Diese Analyse rechtfertige nun den von der mit absoluter Mehrheit regierenden PiS in Angriff genommenen „guten Wandel“ zur Abwicklung der III. und zur Schaffung einer IV. Republik. Hierzu ist meinerseits anzumerken, dass die 1989 gegebenen Bedingungen der Möglichkeit eines freien und unabhängigen demokratischen Polen für PiS offenbar keine Rolle spielen.
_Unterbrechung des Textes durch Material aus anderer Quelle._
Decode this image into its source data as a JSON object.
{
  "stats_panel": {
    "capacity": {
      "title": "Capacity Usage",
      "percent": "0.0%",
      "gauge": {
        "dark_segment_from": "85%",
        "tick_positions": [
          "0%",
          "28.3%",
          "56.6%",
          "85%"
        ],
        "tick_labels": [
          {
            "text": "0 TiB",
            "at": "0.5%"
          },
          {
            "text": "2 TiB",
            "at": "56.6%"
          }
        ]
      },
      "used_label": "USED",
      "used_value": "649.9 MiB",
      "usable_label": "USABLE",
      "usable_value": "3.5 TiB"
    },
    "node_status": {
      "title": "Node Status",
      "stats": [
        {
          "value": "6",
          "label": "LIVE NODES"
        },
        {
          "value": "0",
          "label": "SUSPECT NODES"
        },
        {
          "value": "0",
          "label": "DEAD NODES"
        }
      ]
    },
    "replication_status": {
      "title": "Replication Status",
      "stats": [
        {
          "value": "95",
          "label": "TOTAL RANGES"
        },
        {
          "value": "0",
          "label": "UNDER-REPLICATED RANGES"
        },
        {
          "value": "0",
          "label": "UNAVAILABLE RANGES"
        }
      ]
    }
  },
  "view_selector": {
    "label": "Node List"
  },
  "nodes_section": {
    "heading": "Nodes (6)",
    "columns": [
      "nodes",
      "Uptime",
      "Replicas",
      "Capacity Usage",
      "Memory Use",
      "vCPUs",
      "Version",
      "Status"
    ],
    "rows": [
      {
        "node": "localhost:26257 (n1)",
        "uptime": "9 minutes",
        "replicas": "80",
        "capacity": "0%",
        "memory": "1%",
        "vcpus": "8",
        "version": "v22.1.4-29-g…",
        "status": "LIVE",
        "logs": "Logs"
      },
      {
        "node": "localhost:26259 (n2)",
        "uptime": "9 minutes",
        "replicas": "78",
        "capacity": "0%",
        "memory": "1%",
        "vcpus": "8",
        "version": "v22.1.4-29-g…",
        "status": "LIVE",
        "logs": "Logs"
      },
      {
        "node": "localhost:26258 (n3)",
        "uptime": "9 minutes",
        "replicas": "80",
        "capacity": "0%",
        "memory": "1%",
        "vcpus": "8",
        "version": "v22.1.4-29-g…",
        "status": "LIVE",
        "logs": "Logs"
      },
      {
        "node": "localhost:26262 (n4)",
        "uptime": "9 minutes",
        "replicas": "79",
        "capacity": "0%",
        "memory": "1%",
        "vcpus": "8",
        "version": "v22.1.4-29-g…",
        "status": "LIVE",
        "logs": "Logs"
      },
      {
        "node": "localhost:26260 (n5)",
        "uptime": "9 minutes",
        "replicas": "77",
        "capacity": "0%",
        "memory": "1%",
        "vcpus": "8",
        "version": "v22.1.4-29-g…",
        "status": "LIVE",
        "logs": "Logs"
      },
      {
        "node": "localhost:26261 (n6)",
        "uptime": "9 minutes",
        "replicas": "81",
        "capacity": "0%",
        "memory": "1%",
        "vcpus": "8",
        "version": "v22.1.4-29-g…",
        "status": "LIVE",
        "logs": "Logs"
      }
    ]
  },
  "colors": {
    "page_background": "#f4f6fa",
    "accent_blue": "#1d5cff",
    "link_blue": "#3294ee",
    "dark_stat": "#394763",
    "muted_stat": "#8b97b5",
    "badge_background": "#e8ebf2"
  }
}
Immerhin verfügte damals der kommunistische Staat noch über die Machtmittel von Militär und Sicherheitsapparat und hätte mit ihrem Einsatz den friedlichen Übergang zur Demokratie verhindern können. Auch vollzog sich der politische Wandel zu einem Zeitpunkt, als Polen noch Mitglied des Warschauer Paktes war. Angesichts dieser Umstände erscheint für das Jahr 1989 bei nüchterner Betrachtung eine totale Demontage des kommunistischen Systems als unrealistisch und der am runden Tisch gefundene Kompromiss als einzig gangbarer Weg. Zudem besitzen die von der Kaczyński-Partei angeführten Belege für den postkommunistischen Charakter der politischen Entwicklung Polens nach 1989 keine sonderliche Beweiskraft, um der III. Republik ihre Rechtsstaatlichkeit abzusprechen.
Schließlich – und dies vor allem – zeigt das politische Vorgehen von Kaczyński und seiner Partei alle Anzeichen der von Prof. Ehrlich entwickelten und die Funktionsweise des kommunistischen Systems in Wahrheit entlarvenden Staatstheorie. Wenn nun aber Kaczyński und seine Partei eben jene staatstheoretischen Methoden anwenden und dadurch rechtsstaatliche Grundprinzipien verletzen, dann liegt hier nicht nur ein offensichtliches Missverständnis der Absicht von Prof. Ehrlich vor, sondern mehr noch eine formale Analogie zur Handlungsweise früherer kommunistischer Machthaber, worauf im Übrigen die polnische Opposition und oppositionelle Medien zu Recht verweisen.